Dieser Film ist wirklich nur etwas für ganz hartgesottene Liebhaber des Teufel-auf-Erden-Gedöns' - und da ich kein solcher bin, lege ich noch nichtmal für diese These meine Hand in's Feuer.
"The Calling" bedient jegliches Klischee des Genres. Und immer, wenn Du denkst, es geht nicht mehr, kommt irgendwo ein weiteres Klischee daher. Teilweise kommt man sich eher wie in einer Parodie vor. An den vereinzelten Stellen, an denen der Film vom Klischee abweicht, tut er das derart bemüht, dass diese Abweichungen wiederum völlig überzogen und hanebüchen daherkommen. Man observiert den Regisseur förmlich beim fröhlichen Denkvorgang und hört das Wasser beim krampfhaften Gegenrudern plätschern.

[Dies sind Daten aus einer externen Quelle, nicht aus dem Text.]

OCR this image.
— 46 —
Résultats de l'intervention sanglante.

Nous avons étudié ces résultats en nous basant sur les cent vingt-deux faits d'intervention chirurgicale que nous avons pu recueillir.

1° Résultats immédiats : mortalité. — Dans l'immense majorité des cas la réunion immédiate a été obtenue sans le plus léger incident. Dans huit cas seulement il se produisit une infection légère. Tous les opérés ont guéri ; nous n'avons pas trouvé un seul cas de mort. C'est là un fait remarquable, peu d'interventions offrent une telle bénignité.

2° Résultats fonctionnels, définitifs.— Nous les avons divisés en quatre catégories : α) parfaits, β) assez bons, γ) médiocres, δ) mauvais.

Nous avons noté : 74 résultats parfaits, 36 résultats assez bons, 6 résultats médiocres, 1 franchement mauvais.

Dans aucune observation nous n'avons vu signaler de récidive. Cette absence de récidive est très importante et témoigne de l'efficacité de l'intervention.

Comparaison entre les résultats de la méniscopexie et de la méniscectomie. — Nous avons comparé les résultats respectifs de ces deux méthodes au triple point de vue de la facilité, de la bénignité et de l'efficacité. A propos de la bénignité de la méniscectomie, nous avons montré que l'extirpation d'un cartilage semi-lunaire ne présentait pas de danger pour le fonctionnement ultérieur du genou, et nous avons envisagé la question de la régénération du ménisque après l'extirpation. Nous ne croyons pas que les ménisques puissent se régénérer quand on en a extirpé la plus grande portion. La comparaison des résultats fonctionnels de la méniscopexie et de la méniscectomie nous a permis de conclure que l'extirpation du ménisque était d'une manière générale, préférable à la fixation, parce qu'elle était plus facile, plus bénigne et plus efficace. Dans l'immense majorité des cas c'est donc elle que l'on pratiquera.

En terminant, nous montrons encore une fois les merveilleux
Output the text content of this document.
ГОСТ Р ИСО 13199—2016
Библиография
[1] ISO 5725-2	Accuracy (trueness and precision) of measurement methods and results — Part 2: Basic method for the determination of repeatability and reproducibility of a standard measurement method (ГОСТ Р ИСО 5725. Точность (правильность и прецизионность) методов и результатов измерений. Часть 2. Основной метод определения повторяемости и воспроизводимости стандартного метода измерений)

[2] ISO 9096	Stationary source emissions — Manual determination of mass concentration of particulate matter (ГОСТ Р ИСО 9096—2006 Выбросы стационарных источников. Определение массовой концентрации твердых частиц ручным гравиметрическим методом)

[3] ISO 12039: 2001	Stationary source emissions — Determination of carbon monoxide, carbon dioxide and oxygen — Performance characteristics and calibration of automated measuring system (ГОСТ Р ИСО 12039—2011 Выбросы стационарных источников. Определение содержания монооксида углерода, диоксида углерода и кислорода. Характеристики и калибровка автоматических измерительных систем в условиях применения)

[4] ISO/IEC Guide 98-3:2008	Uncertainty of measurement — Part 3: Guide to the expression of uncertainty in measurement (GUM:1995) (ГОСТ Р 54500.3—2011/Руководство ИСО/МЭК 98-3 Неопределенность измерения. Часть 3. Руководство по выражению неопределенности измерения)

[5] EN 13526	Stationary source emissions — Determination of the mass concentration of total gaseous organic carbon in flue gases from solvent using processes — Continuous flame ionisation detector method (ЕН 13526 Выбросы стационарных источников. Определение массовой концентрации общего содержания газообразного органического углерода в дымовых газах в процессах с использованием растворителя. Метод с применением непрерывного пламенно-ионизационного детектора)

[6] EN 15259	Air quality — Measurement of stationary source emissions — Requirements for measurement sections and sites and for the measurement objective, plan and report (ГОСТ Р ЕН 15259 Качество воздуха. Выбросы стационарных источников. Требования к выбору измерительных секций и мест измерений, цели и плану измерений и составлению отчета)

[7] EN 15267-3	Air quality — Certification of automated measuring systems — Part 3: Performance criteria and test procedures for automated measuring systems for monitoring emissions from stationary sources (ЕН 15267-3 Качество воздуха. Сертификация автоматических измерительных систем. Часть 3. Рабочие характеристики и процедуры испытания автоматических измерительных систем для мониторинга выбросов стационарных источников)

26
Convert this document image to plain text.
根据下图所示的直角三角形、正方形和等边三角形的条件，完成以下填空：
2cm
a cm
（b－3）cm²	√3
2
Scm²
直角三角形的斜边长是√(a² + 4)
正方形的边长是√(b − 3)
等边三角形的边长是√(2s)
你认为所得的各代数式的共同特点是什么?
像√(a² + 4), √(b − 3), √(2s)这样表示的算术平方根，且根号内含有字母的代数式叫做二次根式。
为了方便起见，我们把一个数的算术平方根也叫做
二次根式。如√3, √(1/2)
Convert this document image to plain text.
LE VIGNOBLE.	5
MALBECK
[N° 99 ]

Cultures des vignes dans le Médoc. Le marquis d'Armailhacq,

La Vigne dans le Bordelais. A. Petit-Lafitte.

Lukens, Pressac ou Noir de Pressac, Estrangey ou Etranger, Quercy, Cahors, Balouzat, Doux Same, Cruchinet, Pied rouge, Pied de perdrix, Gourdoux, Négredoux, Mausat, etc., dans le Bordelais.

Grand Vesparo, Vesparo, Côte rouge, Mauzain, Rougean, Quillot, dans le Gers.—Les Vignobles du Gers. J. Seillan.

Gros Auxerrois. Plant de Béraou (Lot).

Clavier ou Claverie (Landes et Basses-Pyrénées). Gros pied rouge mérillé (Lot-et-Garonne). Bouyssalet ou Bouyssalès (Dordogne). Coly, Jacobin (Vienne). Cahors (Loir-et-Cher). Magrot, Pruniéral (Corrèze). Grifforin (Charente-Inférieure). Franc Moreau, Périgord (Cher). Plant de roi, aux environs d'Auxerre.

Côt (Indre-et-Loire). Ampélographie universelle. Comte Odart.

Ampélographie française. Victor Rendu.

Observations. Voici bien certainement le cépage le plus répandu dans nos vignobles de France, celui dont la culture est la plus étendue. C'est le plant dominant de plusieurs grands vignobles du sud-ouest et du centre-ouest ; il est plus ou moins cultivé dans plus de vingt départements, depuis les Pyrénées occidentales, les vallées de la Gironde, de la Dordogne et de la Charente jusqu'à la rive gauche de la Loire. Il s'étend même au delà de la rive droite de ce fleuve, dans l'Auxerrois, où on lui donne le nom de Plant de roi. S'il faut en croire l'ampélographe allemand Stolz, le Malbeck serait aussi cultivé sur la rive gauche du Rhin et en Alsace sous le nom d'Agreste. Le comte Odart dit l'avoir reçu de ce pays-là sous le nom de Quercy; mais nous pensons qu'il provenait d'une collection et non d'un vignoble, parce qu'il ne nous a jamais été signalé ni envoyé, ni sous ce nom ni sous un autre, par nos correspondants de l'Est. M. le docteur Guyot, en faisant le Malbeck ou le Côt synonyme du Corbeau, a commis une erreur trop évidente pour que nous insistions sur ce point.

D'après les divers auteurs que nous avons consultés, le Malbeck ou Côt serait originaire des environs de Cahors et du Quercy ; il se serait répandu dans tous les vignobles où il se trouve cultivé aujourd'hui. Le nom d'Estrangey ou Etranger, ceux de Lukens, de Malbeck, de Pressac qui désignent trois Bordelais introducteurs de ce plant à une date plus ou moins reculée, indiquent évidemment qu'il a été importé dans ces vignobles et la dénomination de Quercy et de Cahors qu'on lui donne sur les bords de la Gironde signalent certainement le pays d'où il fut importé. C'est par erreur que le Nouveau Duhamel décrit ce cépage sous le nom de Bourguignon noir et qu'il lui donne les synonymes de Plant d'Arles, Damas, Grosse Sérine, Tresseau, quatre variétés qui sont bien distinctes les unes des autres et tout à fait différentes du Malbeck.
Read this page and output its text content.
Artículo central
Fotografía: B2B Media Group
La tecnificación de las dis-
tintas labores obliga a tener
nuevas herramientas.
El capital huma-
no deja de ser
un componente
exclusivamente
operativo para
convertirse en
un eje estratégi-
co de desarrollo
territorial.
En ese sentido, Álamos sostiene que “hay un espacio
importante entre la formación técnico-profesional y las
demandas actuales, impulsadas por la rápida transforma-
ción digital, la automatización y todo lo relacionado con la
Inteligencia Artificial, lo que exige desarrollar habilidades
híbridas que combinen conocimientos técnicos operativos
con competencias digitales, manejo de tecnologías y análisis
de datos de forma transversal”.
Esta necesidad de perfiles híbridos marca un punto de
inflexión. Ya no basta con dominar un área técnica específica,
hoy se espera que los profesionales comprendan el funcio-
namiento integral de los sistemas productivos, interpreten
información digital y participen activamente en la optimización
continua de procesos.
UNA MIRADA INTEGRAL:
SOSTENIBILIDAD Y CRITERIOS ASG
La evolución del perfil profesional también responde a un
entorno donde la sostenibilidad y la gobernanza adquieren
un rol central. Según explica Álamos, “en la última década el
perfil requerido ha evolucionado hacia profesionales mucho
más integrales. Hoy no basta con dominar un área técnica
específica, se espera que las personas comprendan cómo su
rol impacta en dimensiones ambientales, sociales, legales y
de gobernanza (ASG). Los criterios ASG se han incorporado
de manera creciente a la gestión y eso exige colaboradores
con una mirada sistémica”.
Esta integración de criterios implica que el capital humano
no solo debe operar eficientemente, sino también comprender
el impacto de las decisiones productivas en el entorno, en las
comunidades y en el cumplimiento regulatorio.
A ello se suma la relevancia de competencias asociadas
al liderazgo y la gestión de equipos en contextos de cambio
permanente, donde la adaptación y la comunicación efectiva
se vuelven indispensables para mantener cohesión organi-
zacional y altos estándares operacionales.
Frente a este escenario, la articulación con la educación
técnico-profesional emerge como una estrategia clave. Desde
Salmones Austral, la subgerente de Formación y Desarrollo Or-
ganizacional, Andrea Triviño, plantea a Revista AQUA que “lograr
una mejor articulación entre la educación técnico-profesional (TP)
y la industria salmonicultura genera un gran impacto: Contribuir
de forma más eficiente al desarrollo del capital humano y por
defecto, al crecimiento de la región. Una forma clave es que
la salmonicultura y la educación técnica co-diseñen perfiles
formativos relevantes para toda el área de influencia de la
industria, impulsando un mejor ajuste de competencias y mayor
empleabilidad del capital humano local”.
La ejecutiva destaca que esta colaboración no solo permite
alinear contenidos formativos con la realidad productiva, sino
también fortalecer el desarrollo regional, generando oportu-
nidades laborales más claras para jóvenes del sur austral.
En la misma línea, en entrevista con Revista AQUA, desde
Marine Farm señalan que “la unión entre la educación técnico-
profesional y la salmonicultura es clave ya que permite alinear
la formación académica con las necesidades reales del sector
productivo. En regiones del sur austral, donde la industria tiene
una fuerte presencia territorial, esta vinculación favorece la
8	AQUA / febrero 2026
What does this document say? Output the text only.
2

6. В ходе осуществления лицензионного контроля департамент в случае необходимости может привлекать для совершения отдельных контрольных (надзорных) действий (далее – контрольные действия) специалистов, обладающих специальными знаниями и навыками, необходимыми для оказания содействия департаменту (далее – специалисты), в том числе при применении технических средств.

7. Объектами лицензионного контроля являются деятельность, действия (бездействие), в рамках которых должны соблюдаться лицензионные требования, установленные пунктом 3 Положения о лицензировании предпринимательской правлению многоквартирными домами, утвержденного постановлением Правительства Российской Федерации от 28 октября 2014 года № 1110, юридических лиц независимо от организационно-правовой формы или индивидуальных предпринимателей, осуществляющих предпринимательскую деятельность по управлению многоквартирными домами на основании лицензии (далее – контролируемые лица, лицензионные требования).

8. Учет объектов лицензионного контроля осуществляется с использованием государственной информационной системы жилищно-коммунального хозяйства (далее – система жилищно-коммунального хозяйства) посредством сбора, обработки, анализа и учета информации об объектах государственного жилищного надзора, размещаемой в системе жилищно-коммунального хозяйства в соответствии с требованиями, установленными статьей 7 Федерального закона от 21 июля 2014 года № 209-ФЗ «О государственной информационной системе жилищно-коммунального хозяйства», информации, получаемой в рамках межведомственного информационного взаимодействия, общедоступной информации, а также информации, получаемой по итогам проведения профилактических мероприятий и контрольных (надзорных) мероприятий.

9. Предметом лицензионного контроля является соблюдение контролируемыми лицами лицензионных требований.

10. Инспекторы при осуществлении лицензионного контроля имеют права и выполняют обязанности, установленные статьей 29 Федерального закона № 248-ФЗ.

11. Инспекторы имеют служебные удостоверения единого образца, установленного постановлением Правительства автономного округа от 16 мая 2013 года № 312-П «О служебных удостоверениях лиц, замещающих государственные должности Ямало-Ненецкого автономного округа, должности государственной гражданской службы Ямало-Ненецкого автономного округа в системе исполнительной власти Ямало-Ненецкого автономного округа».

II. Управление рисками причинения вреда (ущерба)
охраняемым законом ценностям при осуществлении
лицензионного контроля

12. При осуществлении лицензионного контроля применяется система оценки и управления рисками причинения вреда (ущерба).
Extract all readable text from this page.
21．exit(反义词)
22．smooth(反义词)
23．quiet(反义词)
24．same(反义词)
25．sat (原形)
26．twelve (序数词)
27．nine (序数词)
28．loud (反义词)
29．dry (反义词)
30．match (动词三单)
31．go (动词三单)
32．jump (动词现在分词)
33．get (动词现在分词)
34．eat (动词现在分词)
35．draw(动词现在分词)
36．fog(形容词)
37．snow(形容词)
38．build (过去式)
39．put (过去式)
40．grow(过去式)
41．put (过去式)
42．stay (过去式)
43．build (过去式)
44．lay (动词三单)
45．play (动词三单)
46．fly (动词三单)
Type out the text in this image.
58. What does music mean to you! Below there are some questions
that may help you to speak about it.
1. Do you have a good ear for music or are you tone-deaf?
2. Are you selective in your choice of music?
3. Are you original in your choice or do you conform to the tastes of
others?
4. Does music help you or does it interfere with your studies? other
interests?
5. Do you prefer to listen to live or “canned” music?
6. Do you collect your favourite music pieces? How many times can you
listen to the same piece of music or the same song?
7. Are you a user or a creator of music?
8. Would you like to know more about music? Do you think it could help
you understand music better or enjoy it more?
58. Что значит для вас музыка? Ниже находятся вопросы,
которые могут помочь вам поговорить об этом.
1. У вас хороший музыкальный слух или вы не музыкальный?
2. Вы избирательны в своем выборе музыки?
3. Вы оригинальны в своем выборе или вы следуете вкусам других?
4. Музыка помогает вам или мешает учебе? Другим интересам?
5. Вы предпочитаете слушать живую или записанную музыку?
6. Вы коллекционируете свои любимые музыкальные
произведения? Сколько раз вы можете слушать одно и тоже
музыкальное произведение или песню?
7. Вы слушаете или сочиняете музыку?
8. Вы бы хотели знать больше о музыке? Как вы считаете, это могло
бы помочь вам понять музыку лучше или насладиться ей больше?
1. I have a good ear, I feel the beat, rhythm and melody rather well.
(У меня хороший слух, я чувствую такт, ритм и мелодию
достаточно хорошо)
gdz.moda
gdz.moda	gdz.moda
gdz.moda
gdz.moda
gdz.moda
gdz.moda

Diese Krämpfe gepaart mit wenig überzeugenden schauspielerischen Leistungen vor allem der Hauptdarstellerin führen dazu, dass der Zuschauer (zumindest ich) den Film aus riesiger Distanz sieht. Man ist nie involviert, bleibt stets gewahr, dass dies nur ein Film ist. Sogar die Mutter-Kind-Beziehung, normalerweise ein dankbares Identifikationsobjekt, bleibt unausgearbeitet.
Weder die Story noch die Personen vermögen den Zuschauer in den Bann zu ziehen, man bleibt nüchterner Betrachter eines wenig originellen Possenstücks.
Ein Stern, weil es a) nicht anders geht und man ihn mit viel goodwill vielleicht noch für das Weglassen eines HappyEnds vergeben könnte.